Bu efsane hakkında daha spesifik olarak konuşursak, yaklaşık %10'luk görüşlerin farklı olduğunu söyleyebiliriz: bazı bilim adamları, bir kişinin beyni %10 değil, %7 oranında kullandığına inanma eğilimindedir, diğerleri ise sıradan insanların beyni genel olarak yalnızca %5 kullandığını söyler, ve %10'u yalnızca dahilerdir, örneğin Albert Einstein gibi. Bir şekilde bir kişinin beyninin kullanımını artırabileceğine dair bir hipotez de vardır. Ancak, her ne olursa olsun, efsaneye göre, şu anda beynin kullanım yüzdesi, tüm yetenekleriyle karşılaştırıldığında önemsizdir.

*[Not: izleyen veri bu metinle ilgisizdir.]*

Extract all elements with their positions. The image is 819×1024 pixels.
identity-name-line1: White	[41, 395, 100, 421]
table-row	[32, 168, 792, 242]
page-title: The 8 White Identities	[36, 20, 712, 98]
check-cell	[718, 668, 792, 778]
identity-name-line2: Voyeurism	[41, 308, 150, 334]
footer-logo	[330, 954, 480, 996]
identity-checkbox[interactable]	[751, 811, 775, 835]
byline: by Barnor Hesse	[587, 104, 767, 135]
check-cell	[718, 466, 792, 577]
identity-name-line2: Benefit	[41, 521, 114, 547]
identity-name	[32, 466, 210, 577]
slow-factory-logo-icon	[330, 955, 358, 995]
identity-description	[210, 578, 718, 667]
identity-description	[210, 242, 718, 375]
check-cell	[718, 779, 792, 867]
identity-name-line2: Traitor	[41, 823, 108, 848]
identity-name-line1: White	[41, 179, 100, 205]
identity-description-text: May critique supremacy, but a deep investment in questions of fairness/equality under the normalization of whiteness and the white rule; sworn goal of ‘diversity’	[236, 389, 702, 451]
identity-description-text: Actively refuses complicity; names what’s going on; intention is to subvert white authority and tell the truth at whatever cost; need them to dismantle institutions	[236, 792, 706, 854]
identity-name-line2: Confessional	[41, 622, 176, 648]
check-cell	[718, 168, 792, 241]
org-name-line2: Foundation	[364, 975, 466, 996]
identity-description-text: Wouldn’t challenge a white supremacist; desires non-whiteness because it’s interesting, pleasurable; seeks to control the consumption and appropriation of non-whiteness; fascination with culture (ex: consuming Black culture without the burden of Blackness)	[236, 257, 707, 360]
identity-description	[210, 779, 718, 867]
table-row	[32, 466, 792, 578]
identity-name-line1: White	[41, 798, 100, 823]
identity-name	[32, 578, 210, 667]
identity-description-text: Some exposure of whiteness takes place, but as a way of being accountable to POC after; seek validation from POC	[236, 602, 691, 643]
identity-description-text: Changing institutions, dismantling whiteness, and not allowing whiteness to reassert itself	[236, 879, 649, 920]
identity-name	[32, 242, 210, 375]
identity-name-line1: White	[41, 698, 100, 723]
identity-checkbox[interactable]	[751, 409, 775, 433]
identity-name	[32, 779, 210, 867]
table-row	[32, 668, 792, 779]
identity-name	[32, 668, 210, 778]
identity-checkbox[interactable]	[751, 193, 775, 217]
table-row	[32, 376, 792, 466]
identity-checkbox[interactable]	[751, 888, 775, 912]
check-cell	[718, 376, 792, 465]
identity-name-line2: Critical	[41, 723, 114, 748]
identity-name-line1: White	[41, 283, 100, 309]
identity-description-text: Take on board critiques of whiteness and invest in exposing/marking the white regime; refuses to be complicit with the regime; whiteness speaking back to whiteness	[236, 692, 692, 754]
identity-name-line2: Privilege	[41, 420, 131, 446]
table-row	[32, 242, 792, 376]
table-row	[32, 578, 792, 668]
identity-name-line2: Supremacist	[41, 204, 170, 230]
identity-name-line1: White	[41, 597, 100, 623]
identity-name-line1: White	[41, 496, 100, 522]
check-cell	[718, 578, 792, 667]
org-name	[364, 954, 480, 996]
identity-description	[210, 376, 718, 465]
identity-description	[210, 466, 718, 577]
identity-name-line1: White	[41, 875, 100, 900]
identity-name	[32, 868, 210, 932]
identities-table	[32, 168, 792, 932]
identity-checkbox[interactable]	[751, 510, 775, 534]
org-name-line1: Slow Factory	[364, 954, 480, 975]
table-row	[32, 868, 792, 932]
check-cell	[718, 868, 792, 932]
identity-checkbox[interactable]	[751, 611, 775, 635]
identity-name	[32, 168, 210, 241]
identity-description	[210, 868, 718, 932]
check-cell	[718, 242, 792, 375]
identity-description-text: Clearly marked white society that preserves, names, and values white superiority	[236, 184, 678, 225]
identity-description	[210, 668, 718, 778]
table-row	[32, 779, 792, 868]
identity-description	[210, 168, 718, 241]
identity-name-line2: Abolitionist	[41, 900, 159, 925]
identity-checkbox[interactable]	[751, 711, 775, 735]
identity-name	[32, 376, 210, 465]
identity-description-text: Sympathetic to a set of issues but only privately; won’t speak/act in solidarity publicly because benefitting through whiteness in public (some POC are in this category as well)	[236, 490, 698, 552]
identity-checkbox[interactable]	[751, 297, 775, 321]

Bu efsanenin kökeninin versiyonlarından biri olarak, iki filozofun – William James ve Boris Sidis'in çalışmalarının sonuçları verilmiştir. 1890'da çocuğun hızlandırılmış gelişimi teorisini geliştirdiler. Denek, Boris Sidis'in oğlu William Sidis'ti. Çalışmaları sonucunda dahi çocuğun IQ seviyesi maksimum 250-300'e ulaştı. William'ın kendisi, insanların beyinlerinin potansiyelini minimumda kullandıklarını belirtti ve Profesör James, bu minimumun sadece %10 olduğunu söyledi.

%10 beyin kullanımı efsanesi

pixabay.com

Efsanenin kökeninin ikinci bir versiyonu da var – bu, 19. ve 20. yüzyılların başında yapılan nörobiyolojik araştırmaların yanlış anlaşılması veya yanlış yorumlanmasıdır. Bu nedenle, örneğin, çok sayıda beyin bölgesinin işlevlerini incelemek ve anlamak o kadar zordur ki, herhangi bir hasarın sonuçları açık değildir, bu da bilim adamlarının amaçlarını anlamalarını zorlaştırdı. Psikoloji profesörü James Kalat, 20. yüzyılın ilk yarısında sinirbilimcilerin özel "yerel" nöronların farkında olduklarını, ancak işlevlerinin bilinmediğini belirtiyor. Yaklaşık %10 olarak düşündüğümüz efsanenin ortaya çıkmasının nedeni de bu olabilir.

 

%10 beyin kullanımı efsanesinin bilimsel olarak çürütülmesi

Teknoloji ve bilimin en üst düzeye ulaştığı ve beynin birçok bölümünün işlevlerinin yeterince araştırıldığı günümüzde bile, hücre etkileşiminin bozukluklara ve karmaşık davranışlara yol açan bazı özellikleri gizemini korumaktadır. Anlaşılması en zor olanı, beyin bölümlerinin ortak çalışması nedeniyle bilincin nasıl oluştuğu sorusudur. Henüz tek bir bilinçli faaliyet merkezi tanımlanmamıştır, bu nedenle bilimsel zihinler, bilincin tüm bölümlerin ortak çalışmasının sonucu olduğuna inanma eğilimindedir.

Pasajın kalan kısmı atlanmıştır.